$ABC$ is a triangle right-angled at $C$. $A$ line through the mid-point $M$ of hypotenuse $AB$ and parallel to $BC$ intersects $AC$ at $D$. Show that $CM = MA = \frac{1}{2} AB$.

(N/A) Given: In $\Delta ABC$,$\angle C = 90^{\circ}$,$M$ is the mid-point of $AB$,and $MD \parallel BC$.

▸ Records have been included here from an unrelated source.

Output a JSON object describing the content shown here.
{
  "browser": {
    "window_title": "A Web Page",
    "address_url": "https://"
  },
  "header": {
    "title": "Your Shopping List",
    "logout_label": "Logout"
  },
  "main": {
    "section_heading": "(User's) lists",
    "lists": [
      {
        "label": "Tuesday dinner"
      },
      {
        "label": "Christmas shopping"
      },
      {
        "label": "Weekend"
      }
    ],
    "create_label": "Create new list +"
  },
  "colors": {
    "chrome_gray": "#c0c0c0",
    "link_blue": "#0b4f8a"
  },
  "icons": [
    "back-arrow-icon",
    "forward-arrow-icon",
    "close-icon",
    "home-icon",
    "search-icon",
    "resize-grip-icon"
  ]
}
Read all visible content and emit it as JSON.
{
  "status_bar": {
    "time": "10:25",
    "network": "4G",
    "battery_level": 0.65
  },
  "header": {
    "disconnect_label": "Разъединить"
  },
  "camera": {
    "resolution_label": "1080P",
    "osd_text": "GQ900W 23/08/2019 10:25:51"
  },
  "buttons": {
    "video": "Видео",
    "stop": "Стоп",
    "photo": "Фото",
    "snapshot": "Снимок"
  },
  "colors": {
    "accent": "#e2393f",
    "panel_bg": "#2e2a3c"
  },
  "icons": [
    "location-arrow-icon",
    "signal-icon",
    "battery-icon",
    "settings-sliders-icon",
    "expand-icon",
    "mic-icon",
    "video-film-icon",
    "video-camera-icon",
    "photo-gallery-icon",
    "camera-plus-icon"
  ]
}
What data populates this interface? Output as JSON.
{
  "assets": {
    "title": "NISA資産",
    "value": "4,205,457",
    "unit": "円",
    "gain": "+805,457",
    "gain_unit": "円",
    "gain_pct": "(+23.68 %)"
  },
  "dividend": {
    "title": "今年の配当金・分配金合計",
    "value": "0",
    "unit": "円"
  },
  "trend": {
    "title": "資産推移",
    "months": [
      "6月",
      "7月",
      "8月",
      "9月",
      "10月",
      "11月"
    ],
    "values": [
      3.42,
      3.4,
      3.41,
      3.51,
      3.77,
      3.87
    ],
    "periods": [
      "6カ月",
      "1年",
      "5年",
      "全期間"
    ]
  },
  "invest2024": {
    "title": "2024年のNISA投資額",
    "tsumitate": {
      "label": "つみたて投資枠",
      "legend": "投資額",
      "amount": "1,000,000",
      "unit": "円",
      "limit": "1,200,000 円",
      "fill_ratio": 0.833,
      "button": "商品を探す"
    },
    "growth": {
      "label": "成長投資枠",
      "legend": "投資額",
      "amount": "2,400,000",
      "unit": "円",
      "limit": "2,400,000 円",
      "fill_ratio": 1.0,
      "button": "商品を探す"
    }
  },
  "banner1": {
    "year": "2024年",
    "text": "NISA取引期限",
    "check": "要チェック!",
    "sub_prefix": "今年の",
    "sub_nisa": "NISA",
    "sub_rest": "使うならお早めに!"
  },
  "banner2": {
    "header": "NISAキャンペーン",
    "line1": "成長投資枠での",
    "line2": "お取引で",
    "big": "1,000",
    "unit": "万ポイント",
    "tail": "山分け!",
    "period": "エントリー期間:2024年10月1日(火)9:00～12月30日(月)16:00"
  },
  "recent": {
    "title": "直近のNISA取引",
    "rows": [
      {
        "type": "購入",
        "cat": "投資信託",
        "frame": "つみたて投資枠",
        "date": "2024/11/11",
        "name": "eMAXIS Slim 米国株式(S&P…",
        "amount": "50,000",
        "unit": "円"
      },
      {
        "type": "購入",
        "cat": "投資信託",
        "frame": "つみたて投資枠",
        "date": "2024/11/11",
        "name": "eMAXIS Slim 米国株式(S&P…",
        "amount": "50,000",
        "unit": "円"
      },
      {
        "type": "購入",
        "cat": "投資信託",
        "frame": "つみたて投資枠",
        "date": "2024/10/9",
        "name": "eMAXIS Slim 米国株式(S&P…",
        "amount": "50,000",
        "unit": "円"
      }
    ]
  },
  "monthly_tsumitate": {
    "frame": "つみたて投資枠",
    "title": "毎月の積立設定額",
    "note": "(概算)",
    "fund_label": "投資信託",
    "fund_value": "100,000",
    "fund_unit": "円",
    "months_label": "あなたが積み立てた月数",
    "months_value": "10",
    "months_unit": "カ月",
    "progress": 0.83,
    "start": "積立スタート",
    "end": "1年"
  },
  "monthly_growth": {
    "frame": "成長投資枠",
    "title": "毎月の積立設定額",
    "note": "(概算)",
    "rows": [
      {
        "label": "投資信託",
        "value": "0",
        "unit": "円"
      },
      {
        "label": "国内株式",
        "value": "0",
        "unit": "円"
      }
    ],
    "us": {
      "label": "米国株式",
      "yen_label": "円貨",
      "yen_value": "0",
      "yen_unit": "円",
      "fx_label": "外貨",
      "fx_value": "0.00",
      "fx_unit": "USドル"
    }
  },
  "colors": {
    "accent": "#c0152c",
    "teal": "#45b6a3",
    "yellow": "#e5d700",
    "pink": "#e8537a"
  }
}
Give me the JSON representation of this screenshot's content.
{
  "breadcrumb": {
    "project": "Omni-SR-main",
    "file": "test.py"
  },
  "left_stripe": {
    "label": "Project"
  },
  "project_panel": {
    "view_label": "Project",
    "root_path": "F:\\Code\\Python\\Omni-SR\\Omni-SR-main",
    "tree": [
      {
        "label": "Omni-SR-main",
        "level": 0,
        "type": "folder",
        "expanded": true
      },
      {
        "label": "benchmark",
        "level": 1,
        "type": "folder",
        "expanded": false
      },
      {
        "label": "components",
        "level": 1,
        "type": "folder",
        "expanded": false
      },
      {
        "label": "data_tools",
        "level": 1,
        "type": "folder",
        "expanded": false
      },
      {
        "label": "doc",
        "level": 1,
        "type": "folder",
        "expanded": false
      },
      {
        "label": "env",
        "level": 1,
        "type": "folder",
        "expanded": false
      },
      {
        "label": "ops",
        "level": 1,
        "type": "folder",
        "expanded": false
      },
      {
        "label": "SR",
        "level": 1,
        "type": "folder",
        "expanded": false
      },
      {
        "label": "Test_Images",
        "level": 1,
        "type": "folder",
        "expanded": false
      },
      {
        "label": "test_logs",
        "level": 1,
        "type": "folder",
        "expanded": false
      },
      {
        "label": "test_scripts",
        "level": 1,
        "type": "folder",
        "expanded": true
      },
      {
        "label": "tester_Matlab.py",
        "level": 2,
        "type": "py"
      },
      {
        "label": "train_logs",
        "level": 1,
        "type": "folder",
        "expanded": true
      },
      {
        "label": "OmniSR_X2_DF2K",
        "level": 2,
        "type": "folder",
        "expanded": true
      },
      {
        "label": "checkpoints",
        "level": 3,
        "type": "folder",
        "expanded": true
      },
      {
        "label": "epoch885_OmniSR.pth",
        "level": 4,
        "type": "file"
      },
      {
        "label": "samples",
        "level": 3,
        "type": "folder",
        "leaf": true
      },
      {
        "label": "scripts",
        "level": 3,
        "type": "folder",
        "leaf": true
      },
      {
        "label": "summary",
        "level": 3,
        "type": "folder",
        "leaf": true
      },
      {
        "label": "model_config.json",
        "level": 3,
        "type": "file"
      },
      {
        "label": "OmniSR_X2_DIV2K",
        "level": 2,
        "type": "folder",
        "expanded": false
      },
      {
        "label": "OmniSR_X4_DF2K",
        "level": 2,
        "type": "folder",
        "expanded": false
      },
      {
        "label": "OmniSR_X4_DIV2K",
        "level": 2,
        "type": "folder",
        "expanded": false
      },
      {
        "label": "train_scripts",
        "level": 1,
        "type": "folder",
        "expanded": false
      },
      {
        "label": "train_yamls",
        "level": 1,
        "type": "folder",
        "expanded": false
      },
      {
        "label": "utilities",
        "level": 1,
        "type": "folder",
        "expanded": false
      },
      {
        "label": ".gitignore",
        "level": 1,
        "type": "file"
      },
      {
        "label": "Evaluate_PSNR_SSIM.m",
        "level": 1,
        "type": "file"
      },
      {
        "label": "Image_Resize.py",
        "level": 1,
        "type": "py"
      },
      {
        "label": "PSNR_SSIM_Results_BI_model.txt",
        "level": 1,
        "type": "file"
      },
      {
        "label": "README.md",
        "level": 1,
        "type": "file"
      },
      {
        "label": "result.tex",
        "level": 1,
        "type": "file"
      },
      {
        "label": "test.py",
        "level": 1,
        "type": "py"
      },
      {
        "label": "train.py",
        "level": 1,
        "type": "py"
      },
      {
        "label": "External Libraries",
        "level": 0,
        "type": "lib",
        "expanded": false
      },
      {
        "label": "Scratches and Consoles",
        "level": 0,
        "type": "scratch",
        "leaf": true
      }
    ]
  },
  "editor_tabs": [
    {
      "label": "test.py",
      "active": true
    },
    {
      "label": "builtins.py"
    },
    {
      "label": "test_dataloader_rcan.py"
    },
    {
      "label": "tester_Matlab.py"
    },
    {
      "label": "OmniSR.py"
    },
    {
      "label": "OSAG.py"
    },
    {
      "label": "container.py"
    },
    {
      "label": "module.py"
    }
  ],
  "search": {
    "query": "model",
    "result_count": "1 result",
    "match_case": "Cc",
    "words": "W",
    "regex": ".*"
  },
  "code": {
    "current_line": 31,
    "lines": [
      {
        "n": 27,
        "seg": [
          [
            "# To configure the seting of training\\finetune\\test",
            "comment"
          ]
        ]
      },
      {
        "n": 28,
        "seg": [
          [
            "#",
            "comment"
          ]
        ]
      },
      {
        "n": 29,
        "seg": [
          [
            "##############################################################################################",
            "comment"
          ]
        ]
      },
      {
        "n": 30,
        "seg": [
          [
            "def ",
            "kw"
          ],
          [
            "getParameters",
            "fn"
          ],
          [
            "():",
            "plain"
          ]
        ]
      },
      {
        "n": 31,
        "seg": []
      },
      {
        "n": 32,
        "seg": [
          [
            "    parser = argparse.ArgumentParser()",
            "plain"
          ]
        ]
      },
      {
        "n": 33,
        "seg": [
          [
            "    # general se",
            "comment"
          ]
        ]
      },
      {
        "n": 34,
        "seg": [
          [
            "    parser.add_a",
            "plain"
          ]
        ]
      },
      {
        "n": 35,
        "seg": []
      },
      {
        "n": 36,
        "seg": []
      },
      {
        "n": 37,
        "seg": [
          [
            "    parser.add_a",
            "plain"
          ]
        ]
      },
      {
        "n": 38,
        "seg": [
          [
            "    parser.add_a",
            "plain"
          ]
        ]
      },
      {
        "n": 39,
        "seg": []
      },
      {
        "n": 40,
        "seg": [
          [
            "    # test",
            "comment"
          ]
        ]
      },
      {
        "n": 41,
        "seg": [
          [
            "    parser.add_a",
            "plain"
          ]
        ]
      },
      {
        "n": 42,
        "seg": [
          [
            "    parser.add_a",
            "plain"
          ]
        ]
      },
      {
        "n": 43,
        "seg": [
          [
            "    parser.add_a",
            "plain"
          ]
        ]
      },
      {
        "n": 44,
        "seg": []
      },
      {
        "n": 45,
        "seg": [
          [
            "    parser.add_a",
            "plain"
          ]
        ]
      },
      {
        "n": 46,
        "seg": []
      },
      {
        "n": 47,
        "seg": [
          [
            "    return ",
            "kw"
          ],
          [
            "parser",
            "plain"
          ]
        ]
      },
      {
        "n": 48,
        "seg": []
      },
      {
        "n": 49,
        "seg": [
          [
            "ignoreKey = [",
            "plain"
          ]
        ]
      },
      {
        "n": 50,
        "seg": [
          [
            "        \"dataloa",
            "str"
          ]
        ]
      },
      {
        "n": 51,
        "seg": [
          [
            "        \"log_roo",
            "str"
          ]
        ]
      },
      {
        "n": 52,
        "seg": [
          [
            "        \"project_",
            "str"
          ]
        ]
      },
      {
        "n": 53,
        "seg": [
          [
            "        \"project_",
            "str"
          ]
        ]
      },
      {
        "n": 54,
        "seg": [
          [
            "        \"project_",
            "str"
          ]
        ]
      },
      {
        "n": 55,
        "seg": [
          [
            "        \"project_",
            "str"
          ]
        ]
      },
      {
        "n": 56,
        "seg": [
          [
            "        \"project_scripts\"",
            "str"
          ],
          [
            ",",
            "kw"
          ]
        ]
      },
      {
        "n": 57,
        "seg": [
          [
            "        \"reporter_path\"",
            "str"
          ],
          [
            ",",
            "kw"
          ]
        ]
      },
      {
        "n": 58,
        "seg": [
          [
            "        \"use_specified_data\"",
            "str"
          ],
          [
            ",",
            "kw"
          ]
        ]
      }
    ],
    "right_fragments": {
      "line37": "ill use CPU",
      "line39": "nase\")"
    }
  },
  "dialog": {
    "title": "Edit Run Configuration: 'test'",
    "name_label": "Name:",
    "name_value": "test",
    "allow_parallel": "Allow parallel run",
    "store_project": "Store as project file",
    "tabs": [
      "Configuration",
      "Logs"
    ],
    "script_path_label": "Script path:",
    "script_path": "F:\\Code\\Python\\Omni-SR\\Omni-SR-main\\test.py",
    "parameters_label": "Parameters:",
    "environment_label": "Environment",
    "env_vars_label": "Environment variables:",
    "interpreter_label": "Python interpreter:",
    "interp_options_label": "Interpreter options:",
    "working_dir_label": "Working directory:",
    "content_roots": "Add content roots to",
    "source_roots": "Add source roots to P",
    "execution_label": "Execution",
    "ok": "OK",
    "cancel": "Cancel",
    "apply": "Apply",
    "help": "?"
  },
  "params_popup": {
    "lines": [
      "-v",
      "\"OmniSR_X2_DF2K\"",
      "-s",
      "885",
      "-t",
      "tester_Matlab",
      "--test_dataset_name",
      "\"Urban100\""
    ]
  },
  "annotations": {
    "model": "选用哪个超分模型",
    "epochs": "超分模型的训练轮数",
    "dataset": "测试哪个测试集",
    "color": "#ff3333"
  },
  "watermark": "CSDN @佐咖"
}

To prove: $CM = MA = \frac{1}{2} AB$.
Proof:
$1$. In $\Delta ABC$,since $MD \parallel BC$ and $M$ is the mid-point of $AB$,by the Converse of Mid-point Theorem,$D$ is the mid-point of $AC$. Thus,$AD = CD$.
$2$. Now,consider $\Delta ADM$ and $\Delta CDM$:
- $AD = CD$ (Proved above)
- $\angle ADM = \angle CDM = 90^{\circ}$ (Since $MD \parallel BC$ and $\angle ACB = 90^{\circ}$,$\angle ADM = \angle ACB = 90^{\circ}$ by corresponding angles)
- $DM = DM$ (Common side)
$3$. By $SAS$ congruence criterion,$\Delta ADM \cong \Delta CDM$.
$4$. By $c.p.c.t.$,$MA = MC$.
$5$. Since $M$ is the mid-point of $AB$,$MA = \frac{1}{2} AB$.
$6$. Therefore,$CM = MA = \frac{1}{2} AB$.